As an assistant naturalist at Yosemite, Wright was struck by disturbing trends among park fauna: among them, an oversupply of tame mule deer and a dearth of natural predators, the impacts of poaching, and increasing black bear dependence on human garbage as a food source. Launching his own self-funded four-year scientific survey of animal and plant conditions in national parks, Wright made observations and recommendations that would alter ingrained park practices (like killing predators and feeding bears at dumps) and lead to the formative work Fauna of the National Parks of the United States — the first of an ongoing series used to monitor and protect park wildlife.
Named the first chief of the NPS’s new Wildlife Division at the age of 29, Wright grasped the need to view national parks not just as scenic wonders but also as complex ecological systems requiring careful scientific monitoring and attention.
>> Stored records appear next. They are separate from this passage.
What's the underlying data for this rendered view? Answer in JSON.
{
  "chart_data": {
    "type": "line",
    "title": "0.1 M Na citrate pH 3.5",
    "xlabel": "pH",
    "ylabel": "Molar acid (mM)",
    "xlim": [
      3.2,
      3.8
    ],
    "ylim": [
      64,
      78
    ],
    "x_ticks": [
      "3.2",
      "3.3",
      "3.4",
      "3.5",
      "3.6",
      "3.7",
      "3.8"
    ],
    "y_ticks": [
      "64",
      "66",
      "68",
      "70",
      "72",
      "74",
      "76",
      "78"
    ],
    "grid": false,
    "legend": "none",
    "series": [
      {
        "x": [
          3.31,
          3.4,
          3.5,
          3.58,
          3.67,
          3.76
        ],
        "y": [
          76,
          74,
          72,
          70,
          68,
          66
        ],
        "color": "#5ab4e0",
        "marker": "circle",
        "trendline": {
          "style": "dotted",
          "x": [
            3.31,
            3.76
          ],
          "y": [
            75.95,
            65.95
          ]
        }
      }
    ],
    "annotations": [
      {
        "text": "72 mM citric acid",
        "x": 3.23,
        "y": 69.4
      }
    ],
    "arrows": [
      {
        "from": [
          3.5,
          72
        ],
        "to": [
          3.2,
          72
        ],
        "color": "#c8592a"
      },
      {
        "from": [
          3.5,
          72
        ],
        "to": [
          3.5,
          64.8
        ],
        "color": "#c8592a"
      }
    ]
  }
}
He would pioneer modern management and conservation practices of rare, endangered, and indigenous species in America’s parks until his untimely death in 1936 in an automobile accident. The George Wright Society, a nonprofit association, honors his legacy.
Theodore Roosevelt (1858 – 1919)
No story about the evolution of our national park system could be complete without a serious nod to Theodore Roosevelt, who after becoming president in 1901 facilitated the 1906 American Antiquities Act, the first law establishing archeological sites on public lands as important public resources. He created the United States Forest Service and established 150 national forests, 51 federal bird reserves, four national game preserves, five national parks, and 18 national monuments. All told, he protected approximately 230 million acres of public land while president. His dedication to conservation is one aspect of the greatness that earned him a place on Mount Rushmore. It’s also what merited his own national park in the Badlands of North Dakota, where he regained his strength after a barrage of personal tragedy in the East and was first inspired to a life of important protection efforts that would cause him to be known as the “conservation president.”